Catching up right now is not a matter of tech innovation, but raw energy and compute.
Of course, the next -revolution- in AI could very well come from Ilya. But why would he bestow that honor to anyone? He can self fund it if he wants. It's an R&D project, not a scaling problem.
> Catching up right now is not a matter of tech innovation, but raw energy and compute.
I don't really understand that. ChatGPT is not all that impressive as an actual tool for many things. It doesn't really seem to matter to me what energy and compute is going into it. Will it make it actually work?
I think the point is not "chatGPT isn't good", it's that no one is beating physics, you can rough out the coefficients on a napkin, and they're playing chicken with who wants to set more piles of money on fire.
It _is_ the best frontier LLM in the world, and virtually the entire global population of people who care about that are in this thread
This will change when the rumors turn out to be true and Apples Siri is powered by OpenAI and a billion people have a working conversational AI in their pocket.
Is Google significantly behind? I would say from a technological perspective, they're very closely trailing or even surpassing OpenAI in many ways; they've built a formidable ChatGPT competitor in Gemini—not to mention they have a huge home court advantage with billions of people on Search, Chrome, Android, and G Suite. If you zoom out a bit, it's not really a fair fight between the two. More likely, Apple and Microsoft win against Google because they use/buy OpenAI.

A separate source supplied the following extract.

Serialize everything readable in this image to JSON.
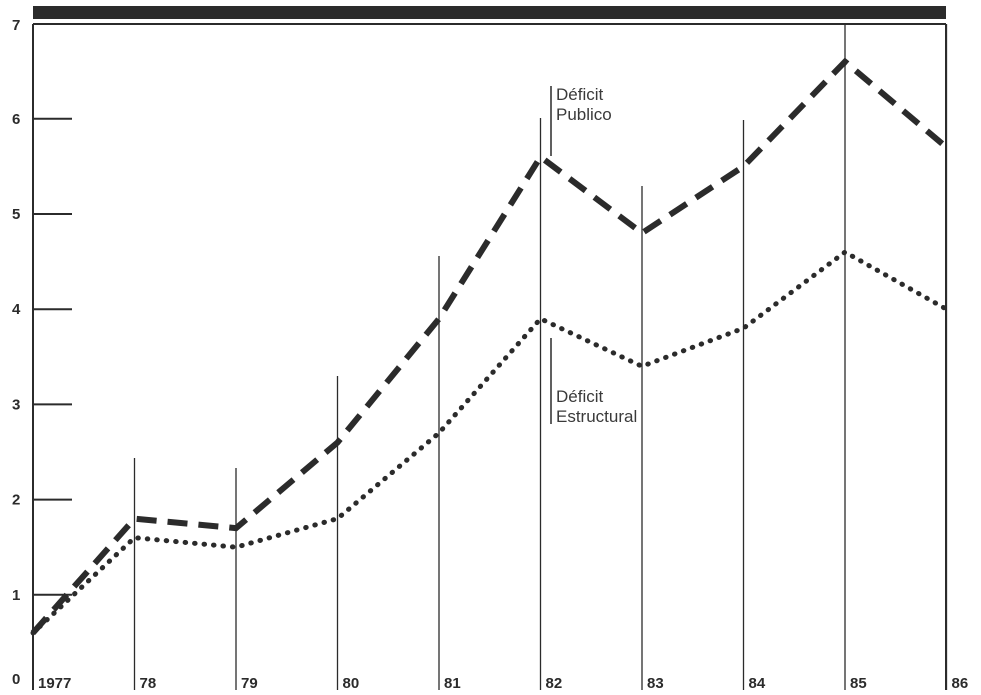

Technical chops has never been Google's problem. Gemini for all the hype Google has thrown at it, has continued the recurring trend of G not knowing how to win with their product launches.
Because their weakness is in focus and execution, not resources.
If they focused all of their energy on, simply, a frontier AI model, and not trying to shoehorn a half-complete model into all of their products, there is no doubt they would be ahead.
But this is the innovator's dilemma, and why it is that startups are the disruptors.
Big companies move slow and lack focus. Small companies move fast and can only focus on one thing.
probably because they have identified (correctly) that slowly integrating AI into their existing products that make them hundreds of billions is smarter than just burning that money to get upvoted on HN. Tall trees catch too much wind, ancient Chinese proverb. If you can afford to being second is usually less painful than being first.
There are clear advantages and disadvantages to that approach, but assuming this is the correct choice ( seems plausible, but I am not automatically convinced ), is that the actual reason for being as behind as they are?
I would argue that is not the case. I won't re-list some of the reasons other posters mentioned, which, based on past year, appear more likely ( decisions hamstrung by corporate committees, data governance bureaucracy, and last, but not least, ideology focus ). Leadership that is actually focused on 'delivering value to the shareholder' or not being worried about first mover advantage seems only a part of it.
I feel like the lowest hanging fruit right now lies with the UI and already established techniques for reducing latency and making the experience smoother.
Just executing the client right would give someone a competitive advantage right now...
I mean, that's probably 90% or 95% true, but the remaining 5-10% is almost certainly worth a $100M offer to Sutskever from Google or Meta (or possibly Amazon or Apple).
Of course, the next -revolution- in AI could very well come from Ilya. But why would he bestow that honor to anyone? He can self fund it if he wants. It's an R&D project, not a scaling problem.